Per-(task_queue, run_id) cache of Hourglass.Workflow.State between
activations.
Each ephemeral Hourglass.Worker.WorkflowEvaluator Task reads the
cached state on entry and writes the post-activation state back before
exiting :normal. Subsequent activations for the same workflow run
pick up the seq counters + resolver tables, so re-execution recognises
previously-scheduled commands and matches them against incoming
resolve_activity jobs.
Replaces the per-run-id Hourglass.WorkflowRunner GenServer that
used to hold this state in its own struct. Lives in ETS instead so
evaluator Tasks stay ephemeral (no GenServer lifecycle bound to the run)
and Core can redeliver an activation to a fresh evaluator without losing
state.
Why this cache must exist (and the design doc was wrong)
An earlier design pinned "no ETS holds it for workflow logic — state
that spans activations is reconstructed by replaying the activation
jobs Core redelivers from initialize_workflow forward." That pin
was based on a wrong reading of Core's delivery model. In sticky-cache mode Core
delivers incremental activations to the worker — only the new
resolve_activity jobs since the previous activation. Only on
cache-miss / cold worker does Core send the full replay starting at
initialize_workflow.
An evaluator that starts each activation from State.new/2 and
walks only the activation's own jobs sees just the delta, drops
prior resolved_results, and re-suspends at the first activity on
every retry — wrong. The worker MUST mirror Core's sticky cache by
caching State across activations; this module is that mirror.

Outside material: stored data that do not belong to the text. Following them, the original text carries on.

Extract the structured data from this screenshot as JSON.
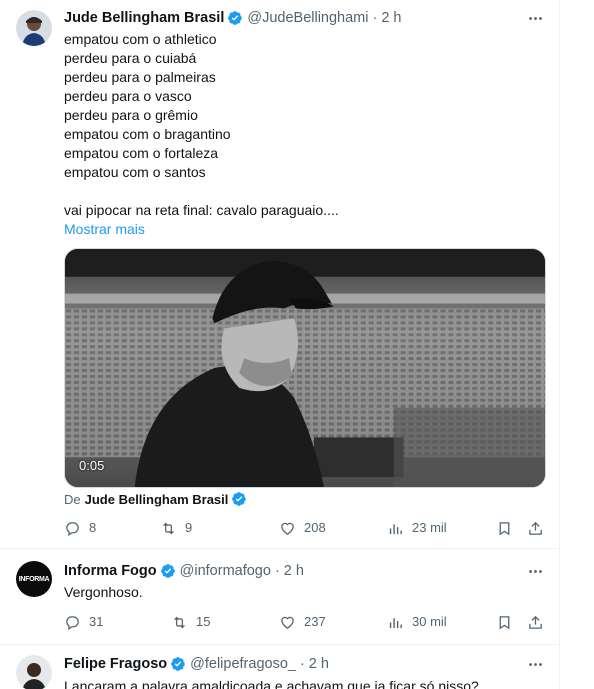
{
  "tweets": [
    {
      "name": "Jude Bellingham Brasil",
      "handle": "@JudeBellinghami",
      "time": "2 h",
      "lines": [
        "empatou com o athletico",
        "perdeu para o cuiabá",
        "perdeu para o palmeiras",
        "perdeu para o vasco",
        "perdeu para o grêmio",
        "empatou com o bragantino",
        "empatou com o fortaleza",
        "empatou com o santos",
        "",
        "vai pipocar na reta final: cavalo paraguaio...."
      ],
      "show_more": "Mostrar mais",
      "video_time": "0:05",
      "source_prefix": "De",
      "source_name": "Jude Bellingham Brasil",
      "replies": "8",
      "reposts": "9",
      "likes": "208",
      "views": "23 mil"
    },
    {
      "name": "Informa Fogo",
      "handle": "@informafogo",
      "time": "2 h",
      "text": "Vergonhoso.",
      "avatar_text": "INFORMA",
      "replies": "31",
      "reposts": "15",
      "likes": "237",
      "views": "30 mil"
    },
    {
      "name": "Felipe Fragoso",
      "handle": "@felipefragoso_",
      "time": "2 h",
      "text": "Lançaram a palavra amaldiçoada e achavam que ia ficar só nisso?"
    }
  ],
  "colors": {
    "accent": "#1d9bf0",
    "secondary_text": "#536471",
    "border": "#eff3f4"
  },
  "icons": [
    "verified-badge-icon",
    "more-icon",
    "reply-icon",
    "repost-icon",
    "like-icon",
    "views-icon",
    "bookmark-icon",
    "share-icon"
  ]
}
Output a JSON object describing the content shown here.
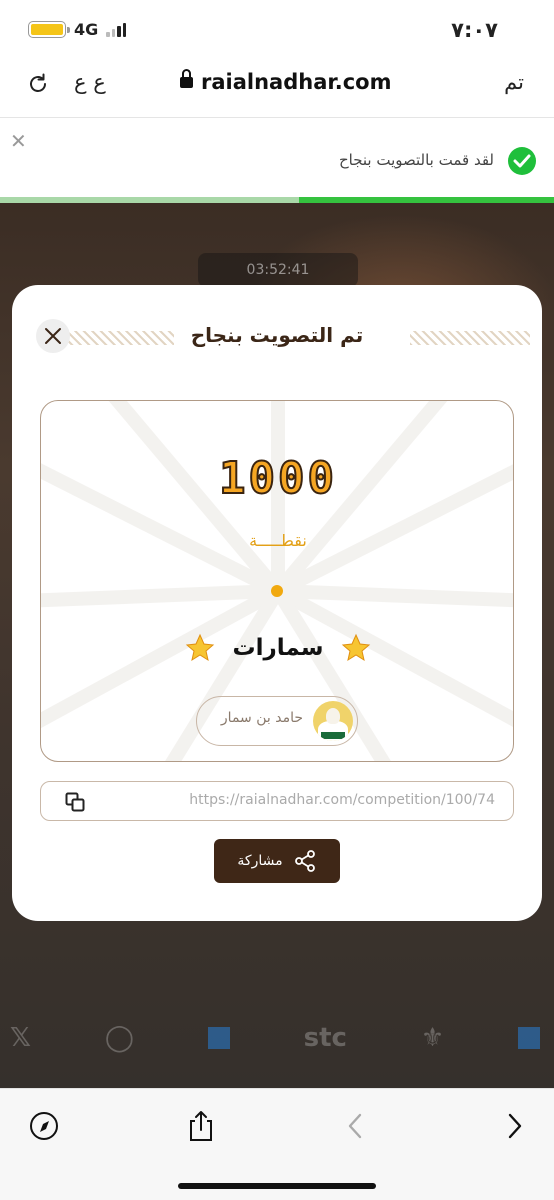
{
  "status_bar": {
    "time": "٧:٠٧",
    "network": "4G",
    "battery_color": "#f5c518"
  },
  "browser": {
    "text_size_label": "ع ع",
    "url": "raialnadhar.com",
    "done_label": "تم",
    "reload_icon": "reload-icon",
    "lock_icon": "lock-icon"
  },
  "notification": {
    "message": "لقد قمت بالتصويت بنجاح",
    "close_symbol": "✕",
    "progress": 0.46,
    "accent": "#35c23f"
  },
  "background": {
    "timer": "03:52:41"
  },
  "modal": {
    "title": "تم التصويت بنجاح",
    "points": "1000",
    "points_label": "نقطـــــة",
    "participant_name": "سمارات",
    "owner_name": "حامد بن سمار",
    "link": "https://raialnadhar.com/competition/100/74",
    "share_label": "مشاركة",
    "brand_color": "#3f2717",
    "points_color": "#f5a623"
  },
  "toolbar": {
    "icons": [
      "compass-icon",
      "share-icon",
      "back-icon",
      "forward-icon"
    ]
  }
}
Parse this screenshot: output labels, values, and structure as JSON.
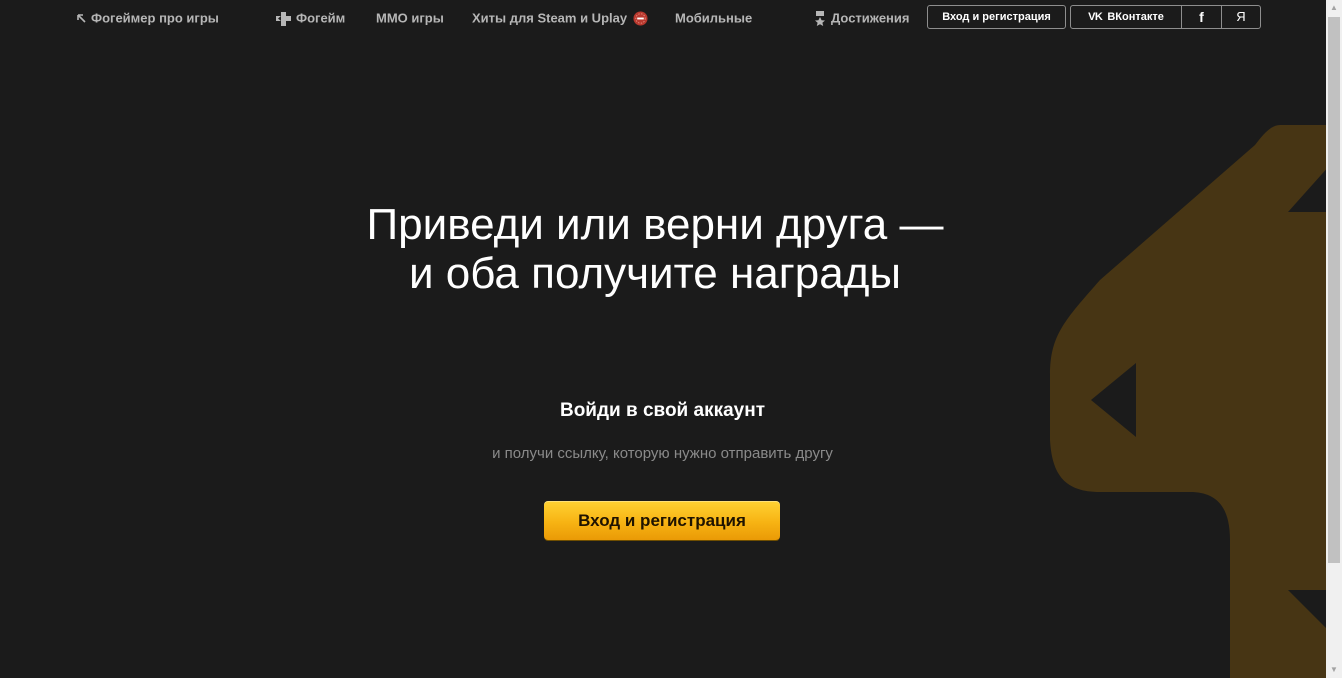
{
  "nav": {
    "back_link": "Фогеймер про игры",
    "fogame": "Фогейм",
    "mmo": "ММО игры",
    "steam_hits": "Хиты для Steam и Uplay",
    "mobile": "Мобильные",
    "achievements": "Достижения",
    "login_button": "Вход и регистрация",
    "social": {
      "vk": "ВКонтакте",
      "vk_mark": "VK",
      "facebook": "f",
      "yandex": "Я"
    }
  },
  "hero": {
    "title_line1": "Приведи или верни друга —",
    "title_line2": "и оба получите награды"
  },
  "login": {
    "heading": "Войди в свой аккаунт",
    "subtext": "и получи ссылку, которую нужно отправить другу",
    "cta": "Вход и регистрация"
  },
  "scrollbar": {
    "up": "▲",
    "down": "▼"
  },
  "colors": {
    "background": "#1b1b1b",
    "accent": "#f7b313",
    "brand_shape": "#473514",
    "badge_red": "#b8382e"
  }
}
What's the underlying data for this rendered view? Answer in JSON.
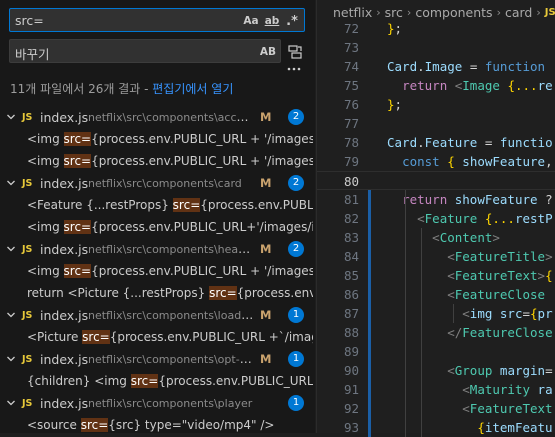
{
  "search": {
    "query": "src=",
    "replace": "바꾸기",
    "opt_case": "Aa",
    "opt_word": "ab",
    "opt_regex": ".*",
    "opt_preserve_case": "AB",
    "summary_prefix": "11개 파일에서 26개 결과 - ",
    "summary_link": "편집기에서 열기",
    "results": [
      {
        "file": "index.js",
        "path": "netflix\\src\\components\\accor...",
        "status": "M",
        "count": "2",
        "matches": [
          {
            "pre": "<img ",
            "hl": "src=",
            "post": "{process.env.PUBLIC_URL + '/images/i..."
          },
          {
            "pre": "<img ",
            "hl": "src=",
            "post": "{process.env.PUBLIC_URL + '/images/i..."
          }
        ]
      },
      {
        "file": "index.js",
        "path": "netflix\\src\\components\\card",
        "status": "M",
        "count": "2",
        "matches": [
          {
            "pre": "<Feature {...restProps} ",
            "hl": "src=",
            "post": "{process.env.PUBLIC..."
          },
          {
            "pre": "<img ",
            "hl": "src=",
            "post": "{process.env.PUBLIC_URL+'/images/ic..."
          }
        ]
      },
      {
        "file": "index.js",
        "path": "netflix\\src\\components\\header",
        "status": "M",
        "count": "2",
        "matches": [
          {
            "pre": "<img ",
            "hl": "src=",
            "post": "{process.env.PUBLIC_URL + '/images/i..."
          },
          {
            "pre": "return <Picture {...restProps} ",
            "hl": "src=",
            "post": "{process.env.PU..."
          }
        ]
      },
      {
        "file": "index.js",
        "path": "netflix\\src\\components\\loading",
        "status": "M",
        "count": "1",
        "matches": [
          {
            "pre": "<Picture ",
            "hl": "src=",
            "post": "{process.env.PUBLIC_URL +`/images/i..."
          }
        ]
      },
      {
        "file": "index.js",
        "path": "netflix\\src\\components\\opt-fo...",
        "status": "M",
        "count": "1",
        "matches": [
          {
            "pre": "{children} <img ",
            "hl": "src=",
            "post": "{process.env.PUBLIC_URL +\"..."
          }
        ]
      },
      {
        "file": "index.js",
        "path": "netflix\\src\\components\\player",
        "status": "",
        "count": "1",
        "matches": [
          {
            "pre": "<source ",
            "hl": "src=",
            "post": "{src} type=\"video/mp4\" />"
          }
        ]
      }
    ]
  },
  "editor": {
    "breadcrumb": [
      "netflix",
      "src",
      "components",
      "card",
      "JS"
    ],
    "lines": [
      {
        "n": "72",
        "text": "};"
      },
      {
        "n": "73",
        "text": ""
      },
      {
        "n": "74",
        "text": "Card.Image = function"
      },
      {
        "n": "75",
        "text": "  return <Image {...re"
      },
      {
        "n": "76",
        "text": "};"
      },
      {
        "n": "77",
        "text": ""
      },
      {
        "n": "78",
        "text": "Card.Feature = functio"
      },
      {
        "n": "79",
        "text": "  const { showFeature,"
      },
      {
        "n": "80",
        "text": ""
      },
      {
        "n": "81",
        "text": "  return showFeature ?"
      },
      {
        "n": "82",
        "text": "    <Feature {...restP"
      },
      {
        "n": "83",
        "text": "      <Content>"
      },
      {
        "n": "84",
        "text": "        <FeatureTitle>"
      },
      {
        "n": "85",
        "text": "        <FeatureText>{"
      },
      {
        "n": "86",
        "text": "        <FeatureClose"
      },
      {
        "n": "87",
        "text": "          <img src={pr"
      },
      {
        "n": "88",
        "text": "        </FeatureClose"
      },
      {
        "n": "89",
        "text": ""
      },
      {
        "n": "90",
        "text": "        <Group margin="
      },
      {
        "n": "91",
        "text": "          <Maturity ra"
      },
      {
        "n": "92",
        "text": "          <FeatureText"
      },
      {
        "n": "93",
        "text": "            {itemFeatu"
      }
    ],
    "current_line": "80"
  },
  "colors": {
    "accent": "#0078d4",
    "match_highlight": "#613214",
    "js_badge": "#e8c93a",
    "modified": "#c9a26d"
  },
  "icons": [
    "chevron-down-icon",
    "replace-all-icon",
    "more-icon",
    "js-file-icon"
  ]
}
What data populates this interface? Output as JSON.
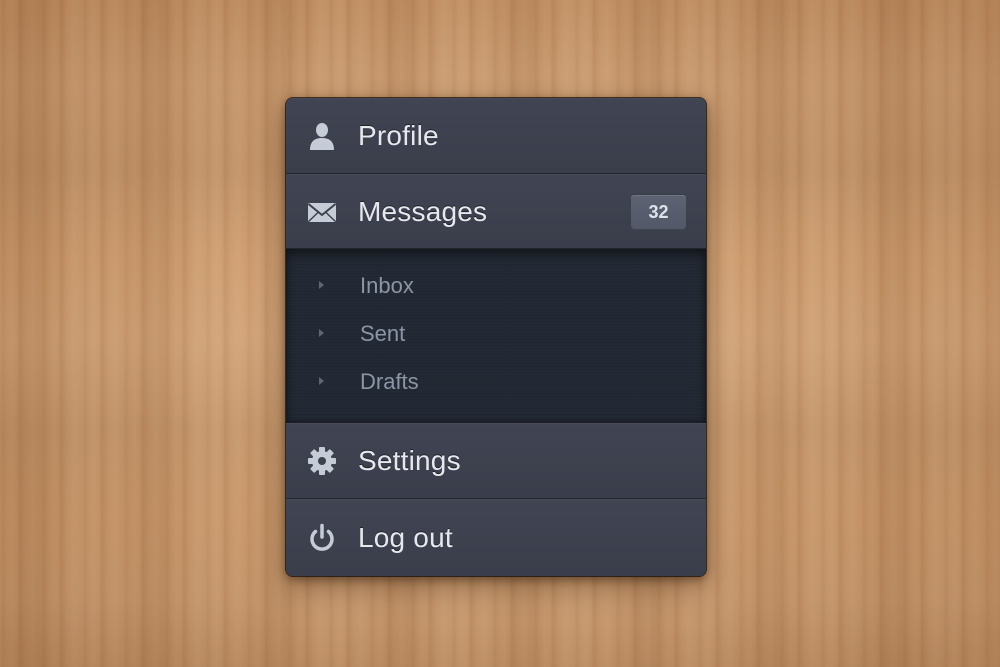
{
  "menu": {
    "items": [
      {
        "label": "Profile",
        "icon": "user-icon"
      },
      {
        "label": "Messages",
        "icon": "envelope-icon",
        "badge": "32"
      },
      {
        "label": "Settings",
        "icon": "gear-icon"
      },
      {
        "label": "Log out",
        "icon": "power-icon"
      }
    ],
    "submenu": [
      {
        "label": "Inbox",
        "icon": "caret-right-icon"
      },
      {
        "label": "Sent",
        "icon": "caret-right-icon"
      },
      {
        "label": "Drafts",
        "icon": "caret-right-icon"
      }
    ]
  },
  "colors": {
    "background": "#d9a574",
    "menu": "#3b3f4c",
    "submenu": "#222833",
    "label": "#e6e8ee",
    "sublabel": "#8a96a4",
    "badge": "#585e6e"
  }
}
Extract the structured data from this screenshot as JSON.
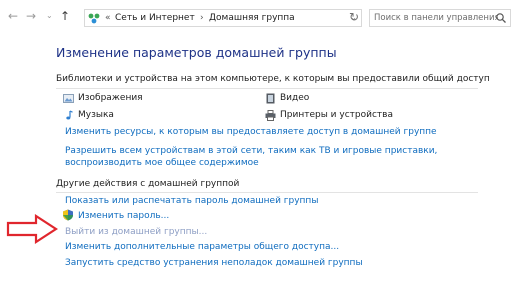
{
  "address_bar": {
    "breadcrumb": [
      "Сеть и Интернет",
      "Домашняя группа"
    ],
    "search_placeholder": "Поиск в панели управления"
  },
  "main": {
    "title": "Изменение параметров домашней группы",
    "shared_section": {
      "heading": "Библиотеки и устройства на этом компьютере, к которым вы предоставили общий доступ",
      "items": [
        "Изображения",
        "Видео",
        "Музыка",
        "Принтеры и устройства"
      ],
      "change_resources_link": "Изменить ресурсы, к которым вы предоставляете доступ в домашней группе",
      "allow_devices_link": "Разрешить всем устройствам в этой сети, таким как ТВ и игровые приставки, воспроизводить мое общее содержимое"
    },
    "other_section": {
      "heading": "Другие действия с домашней группой",
      "show_password_link": "Показать или распечатать пароль домашней группы",
      "change_password_link": "Изменить пароль...",
      "leave_link": "Выйти из домашней группы...",
      "advanced_link": "Изменить дополнительные параметры общего доступа...",
      "troubleshoot_link": "Запустить средство устранения неполадок домашней группы"
    }
  },
  "colors": {
    "link": "#0f6cbf",
    "title": "#1e3287",
    "arrow": "#e0262d"
  }
}
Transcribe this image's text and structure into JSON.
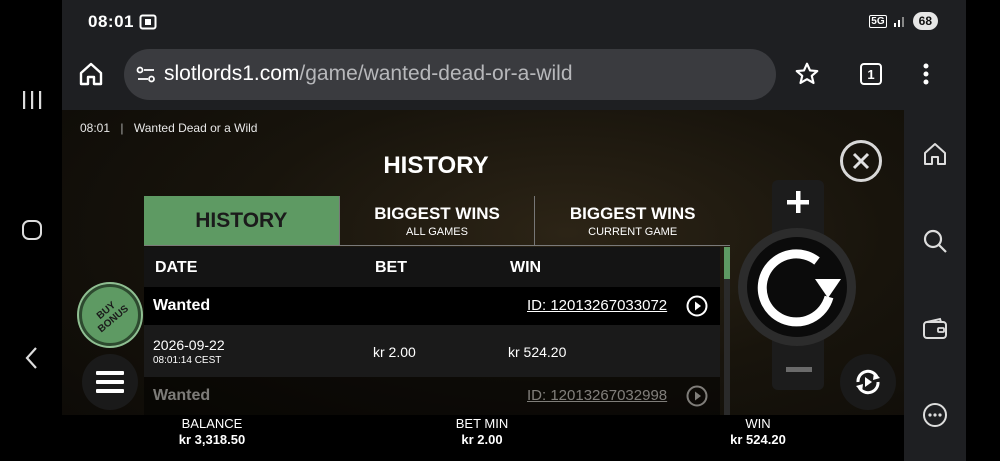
{
  "status_bar": {
    "time": "08:01",
    "network": "5G",
    "battery": "68"
  },
  "browser": {
    "url_host": "slotlords1.com",
    "url_path": "/game/wanted-dead-or-a-wild",
    "tab_count": "1"
  },
  "game": {
    "top_time": "08:01",
    "top_title": "Wanted Dead or a Wild",
    "history_title": "HISTORY",
    "tabs": [
      {
        "main": "HISTORY",
        "sub": "",
        "active": true
      },
      {
        "main": "BIGGEST WINS",
        "sub": "ALL GAMES",
        "active": false
      },
      {
        "main": "BIGGEST WINS",
        "sub": "CURRENT GAME",
        "active": false
      }
    ],
    "columns": {
      "date": "DATE",
      "bet": "BET",
      "win": "WIN"
    },
    "rows": [
      {
        "name": "Wanted",
        "id": "ID: 12013267033072",
        "date": "2026-09-22",
        "time": "08:01:14 CEST",
        "bet": "kr 2.00",
        "win": "kr 524.20"
      },
      {
        "name": "Wanted",
        "id": "ID: 12013267032998"
      }
    ],
    "buy_bonus": "BUY BONUS",
    "balance_label": "BALANCE",
    "balance_value": "kr 3,318.50",
    "bet_label": "BET MIN",
    "bet_value": "kr 2.00",
    "win_label": "WIN",
    "win_value": "kr 524.20"
  },
  "colors": {
    "accent": "#5e9a63",
    "chrome": "#1e1f22",
    "urlbox": "#3a3b3f"
  },
  "icons": [
    "menu-lines-icon",
    "home-circle-icon",
    "back-icon",
    "cast-icon",
    "home-icon",
    "site-settings-icon",
    "star-icon",
    "more-vert-icon",
    "close-icon",
    "play-circle-icon",
    "hamburger-icon",
    "plus-icon",
    "minus-icon",
    "spin-icon",
    "autoplay-icon",
    "search-icon",
    "wallet-icon",
    "more-horiz-icon"
  ]
}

Every other Temporal SDK (Python, Go, Java) has the equivalent. The
design doc is being treated as a historical artifact on this
specific point until updated.
The Hourglass.Replayer is the correct counter-example to
this pattern: it threads state through args by-call because it
feeds Core a captured History (full replay every poll, no
sticky-cache mode). Production workers don't get that.
Eviction
Terminal states ({:completed, _} / {:failed, _}) are still cached so
redelivered terminal activations can re-emit the same completion proto;
Temporal Server treats the duplicate as a no-op. Entries also clear when
Core sends remove_from_cache (the evaluator returns :evict and the
poll loop deletes the entry).
Non-goal
This module is data-only. It does not own the ETS table's lifecycle —
ensure_table/0 is called from Hourglass.Application.start/2 at boot
and may also be called from test setup; it is idempotent and safe to
invoke more than once. No GenServer mailbox in the hot path; readers +
writers go directly through ETS.
Summary
Functions
Remove the cache entry for (task_queue, run_id). Called when the
evaluator returns :evict (Core has dropped this run from its sticky
cache).
Create the shared ETS table if it does not already exist. Idempotent:
safe to call from both Hourglass.Application.start/2 and test setup
without raising. Returns :ok regardless of whether the table was
just created or was already present.
Fetch the cached state for (task_queue, run_id), or nil if no state
exists yet (first activation for this run, or post-eviction).
Store the post-activation state for (task_queue, run_id).
Types
Functions
Remove the cache entry for (task_queue, run_id). Called when the
evaluator returns :evict (Core has dropped this run from its sticky
cache).
@spec ensure_table() :: :ok
Create the shared ETS table if it does not already exist. Idempotent:
safe to call from both Hourglass.Application.start/2 and test setup
without raising. Returns :ok regardless of whether the table was
just created or was already present.
@spec fetch(String.t(), String.t()) :: Hourglass.Workflow.State.t() | nil
Fetch the cached state for (task_queue, run_id), or nil if no state
exists yet (first activation for this run, or post-eviction).
@spec put(String.t(), String.t(), Hourglass.Workflow.State.t()) :: :ok
Store the post-activation state for (task_queue, run_id).